Elected President Joe Biden speaks on January 14 in Wilmington, Delaware.
Photographer: Alex Wong / Getty Images
Photographer: Alex Wong / Getty Images
President Joe Biden, president, has proposed reviewing the rules for coronavirus vaccines and opening more websites to receive shots, but his plan to improve U.S. vaccinations largely retains the legs of the Trump administration’s system.
Prior to the remarks in Wilmington, Delaware, Biden’s office announced changes he would make to increase the vaccination rate. His promises are vague over timelines and reinforce Biden’s previous warnings that there will be no quick fix.
“We did not encounter it overnight. And we will not get out of it overnight either, ”said Biden. “We are staying in a very dark winter.”
Biden and his assistants have been increasingly critical of the deployment of the vaccine for the Trump administration, which so far has not met vaccination targets.

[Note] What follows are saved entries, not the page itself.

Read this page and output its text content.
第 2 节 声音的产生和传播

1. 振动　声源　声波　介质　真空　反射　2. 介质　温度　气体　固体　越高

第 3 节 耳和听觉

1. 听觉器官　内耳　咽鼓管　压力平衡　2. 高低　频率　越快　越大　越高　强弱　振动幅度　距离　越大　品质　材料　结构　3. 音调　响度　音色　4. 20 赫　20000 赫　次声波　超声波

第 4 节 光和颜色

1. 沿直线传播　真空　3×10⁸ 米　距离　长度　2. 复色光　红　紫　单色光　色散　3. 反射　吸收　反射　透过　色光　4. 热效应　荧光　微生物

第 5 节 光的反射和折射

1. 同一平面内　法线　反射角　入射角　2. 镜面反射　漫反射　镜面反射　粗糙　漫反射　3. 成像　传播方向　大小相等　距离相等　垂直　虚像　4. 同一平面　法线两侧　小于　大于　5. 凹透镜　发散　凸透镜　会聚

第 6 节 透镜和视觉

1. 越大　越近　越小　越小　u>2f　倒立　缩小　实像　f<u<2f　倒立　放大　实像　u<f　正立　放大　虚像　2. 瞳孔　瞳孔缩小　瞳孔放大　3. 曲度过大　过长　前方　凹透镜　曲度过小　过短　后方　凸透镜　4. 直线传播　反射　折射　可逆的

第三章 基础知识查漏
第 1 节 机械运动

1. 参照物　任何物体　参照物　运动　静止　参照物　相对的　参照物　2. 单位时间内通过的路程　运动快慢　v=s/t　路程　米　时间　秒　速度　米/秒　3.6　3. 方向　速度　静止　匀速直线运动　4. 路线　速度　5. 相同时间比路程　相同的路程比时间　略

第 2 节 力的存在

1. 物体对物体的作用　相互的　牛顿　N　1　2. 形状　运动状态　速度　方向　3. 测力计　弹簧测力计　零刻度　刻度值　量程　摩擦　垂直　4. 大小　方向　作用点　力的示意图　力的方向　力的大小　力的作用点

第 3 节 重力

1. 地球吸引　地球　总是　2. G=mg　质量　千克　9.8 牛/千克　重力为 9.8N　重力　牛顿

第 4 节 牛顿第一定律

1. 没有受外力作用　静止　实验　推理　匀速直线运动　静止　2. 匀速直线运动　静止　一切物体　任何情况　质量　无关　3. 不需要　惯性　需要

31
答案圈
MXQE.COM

But the president-elect’s plan comes down to a review of Trump’s effort, not a rewriting.
‘The explosion of the vaccine in the United States has been a sad failure so far, ‘he said. According to him, five changes will help the US reach its goal of 100 million doses in its first 100 days.
“You have my word: we will get the operation right,” he said.
As president, Biden will encourage states to abandon a complex series of priority groups used to drive out vaccinations and instead focus on shooting essential workers and everyone over the age of 65, according to an announcement from its transition office on Friday. He plans to set up community vaccination centers and mobile clinics and try to make shots available at pharmacies.
The implementation of priority groups was driven by science, but ‘was too rigid and confusing’, Biden said. “There are tens of millions of doses of vaccine that sit unused in freezers across the country, while people who want it cannot get vaccinated,” he said.
He said he would instruct the Federal Emergency Management Agency to set up, on the first day of office, community vaccination centers, in places like gyms, sports stadiums and community centers. ‘Mobile clinics moving from community to community’ will partner with local healthcare professionals to get vaccinations to ‘hard to reach’ communities, he said.
Biden’s administration will also work more closely with pharmacies to administer vaccines, although it was not clear how he would improve the partnerships they have already entered into with the government.
Biden also said he would use the Defense Production Act to increase the manufacture of vaccines and the necessities needed to administer them, such as vials and needles. The announcement contained few details.
“I have asked the team already and we have identified the suppliers who are willing to work with our teams,” he said.
His fourth change, he said, is a previously announced plan to release more first-dose vaccines and keep less in reserve for second-dose. The Trump administration has announced that it will make this change itself this week. Biden said his administration would not change the recommended dosing schedules, which should give people a booster shot up to three or four weeks after their first dose.
His fifth change, he said, would include more transparency for the vaccination program, including regular updates on the progress of vaccinating the population.
Biden’s team on Friday appointed former Food and Drug Administration commissioner David Kessler as chief scientific officer of what he calls ‘Covid Response’. They are performing under the name “Operation Warp Speed” which President Donald Trump used for the vaccination effort. Kessler replaces Moncef Slaoui, who served as chief scientist of the initiative, and Kessler will focus on administering the vaccine.
Biden is preparing to be sworn in under heavy security next week in the wake of a deadly riot on Jan. 6 at the U.S. Capitol, and against the backdrop of a raging pandemic that is the biggest crisis of his emerging presidency. The U.S. this week set records for daily coronavirus deaths – there were only 3,899 on Thursday – while new cases and current hospitalizations are moving near record levels.
Biden has promised Americans that his government will suppress the pandemic, and also warns that it will not be easy or quick.
The president-elect announced his pandemic relief plan a day earlier, proposing a $ 1.9 billion package facing hurdles in Congress. On Friday, he further outlined the vaccination plan.
Biden’s vaccination pressure for frontline workers includes teachers and employees in grocery stores, as well as health workers. He is committed to releasing the “vast majority” of vaccines rather than withholding the second doses, a change the Trump administration has already made this week. This is the risk that there are not enough doses if people have to be up for their booster shot after three or four weeks.
The Trump administration has attempted to iron out a rocky explosion of vaccines. Since coronavirus vaccines were introduced in the US, 11.9 million doses have been administered, according to Bloomberg’s vaccination. This represents only 39% of the shots fired.
The run-up is racing against the clock. The US has had more than 23 million confirmed cases and regularly picks up 250,000 new cases every day. About 389,000 Americans died while the U.S. was on the verge of 400,000 deaths through Biden’s inauguration.
In the depths of the March 2020 pandemic, Trump’s White House predicted that between 100,000 and 200,000 would die.